Motivation among an entire workforce forms the foundations of any successful corporation. If employees are not fully engaged with their role(s) and contribution to the wider business, they are less likely to be productive, which can cost leaders time and money long term.

Especially in the run-up to Christmas, as mindsets begin to shift away from commercial processes and into holiday mode, the need to motivate employees to carry out their roles effectively is paramount for businesses in most professional sectors.

When it comes to ensuring that employees at all levels are up to speed, leaders should be utilising experiential learning methods to develop the skills of employees both old and new, as well as improving engagement on an organisational scale.

But, how can experiential learning methods achieve this? We've listed three ways they can be utilised to motivate individuals:

Developing and implementing new processes based on learning

Experiential learning programmes are always a fantastic opportunity to build and develop the skills that employees already possess. While it can be difficult for staff members to find the time to implement new processes and insights in their day-to-day roles, training programmes are a perfect opportunity to take a step back and reflect.

They can also be a chance to implement new processes and mindsets within the company. As innovation continues to dominate the modern professional world, leaders should be looking to introduce new ways in which to train their staff. Whether it is e-learning, virtual learning, microlearning or anything else, there are always new methods for businesses to trial.

According to a study conducted by Ceridian, 91% of high performers reported that working for an employer that offered learning and development opportunities was important to them.
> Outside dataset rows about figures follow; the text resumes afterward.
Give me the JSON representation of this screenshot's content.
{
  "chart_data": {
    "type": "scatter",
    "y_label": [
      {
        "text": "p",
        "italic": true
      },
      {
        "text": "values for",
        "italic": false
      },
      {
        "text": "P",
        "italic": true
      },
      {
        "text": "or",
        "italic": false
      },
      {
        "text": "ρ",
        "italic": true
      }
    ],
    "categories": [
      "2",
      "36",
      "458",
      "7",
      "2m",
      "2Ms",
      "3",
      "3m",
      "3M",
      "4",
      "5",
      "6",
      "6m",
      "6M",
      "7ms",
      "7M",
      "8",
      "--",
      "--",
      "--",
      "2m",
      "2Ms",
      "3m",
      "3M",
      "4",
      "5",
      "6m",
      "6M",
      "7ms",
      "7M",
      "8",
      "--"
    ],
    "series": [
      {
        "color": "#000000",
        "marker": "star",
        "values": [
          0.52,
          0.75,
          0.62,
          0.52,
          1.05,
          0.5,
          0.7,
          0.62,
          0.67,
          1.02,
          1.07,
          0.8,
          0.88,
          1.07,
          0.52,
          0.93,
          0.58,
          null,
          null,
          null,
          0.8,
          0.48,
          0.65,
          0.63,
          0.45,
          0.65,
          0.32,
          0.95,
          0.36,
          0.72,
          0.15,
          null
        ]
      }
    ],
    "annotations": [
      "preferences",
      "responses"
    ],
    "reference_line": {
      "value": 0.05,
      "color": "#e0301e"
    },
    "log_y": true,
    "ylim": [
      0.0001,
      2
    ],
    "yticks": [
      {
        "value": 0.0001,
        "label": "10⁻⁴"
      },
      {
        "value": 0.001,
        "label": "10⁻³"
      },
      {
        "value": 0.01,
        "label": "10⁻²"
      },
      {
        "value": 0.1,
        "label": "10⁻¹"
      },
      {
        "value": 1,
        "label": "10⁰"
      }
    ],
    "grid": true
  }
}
In addition, creating new and challenging methods in which to test employees can prove to motivate them to be able to succeed and be the best they can be.

Working collaboratively with other colleagues

Experiential learning methods are a fantastic opportunity to promote collaboration in the workplace on an organisational scale.

Exploring typical workplace scenarios together in a risk-free environment allows employees to gain valuable insights from their colleagues and improve while developing secure communication networks.

Group discussions, simulations and activities are all effective ways in which to promote collaboration, as they encourage individuals to work together to solve problems quickly and efficiently.

Reviewing their own performance

As opposed to traditional learning methods, experiential learning allows individual employees to reflect on their strengths and weaknesses.

After attempting a specific scenario or task as part of a workplace training programme, employees will be able to look back on the decisions they made, ultimately assessing whether or not they made the right choice concerning the progression of the business.

With traditional lectures and seminars, there is no clear indication of whether or not an employee has taken the information on board. In contrast, with experiential learning, business leaders are able to see how their workforce is performing in specific areas when analysing the results of a specific activity.

The knock-on effect of this is that when employees come to undertake tasks in real-time, they are able to reflect on how they performed and take steps to improve.

It cannot be denied that employee motivation is crucial to achieving success on an organisational scale. Without a workforce that is dedicated and passionate about what they do, progression will likely begin to stall, thus affecting operations long term.

Fortunately, experiential learning serves to ensure that all employees are developing their skills in the best way, allowing them to improve and communicate with others to ensure business continuity.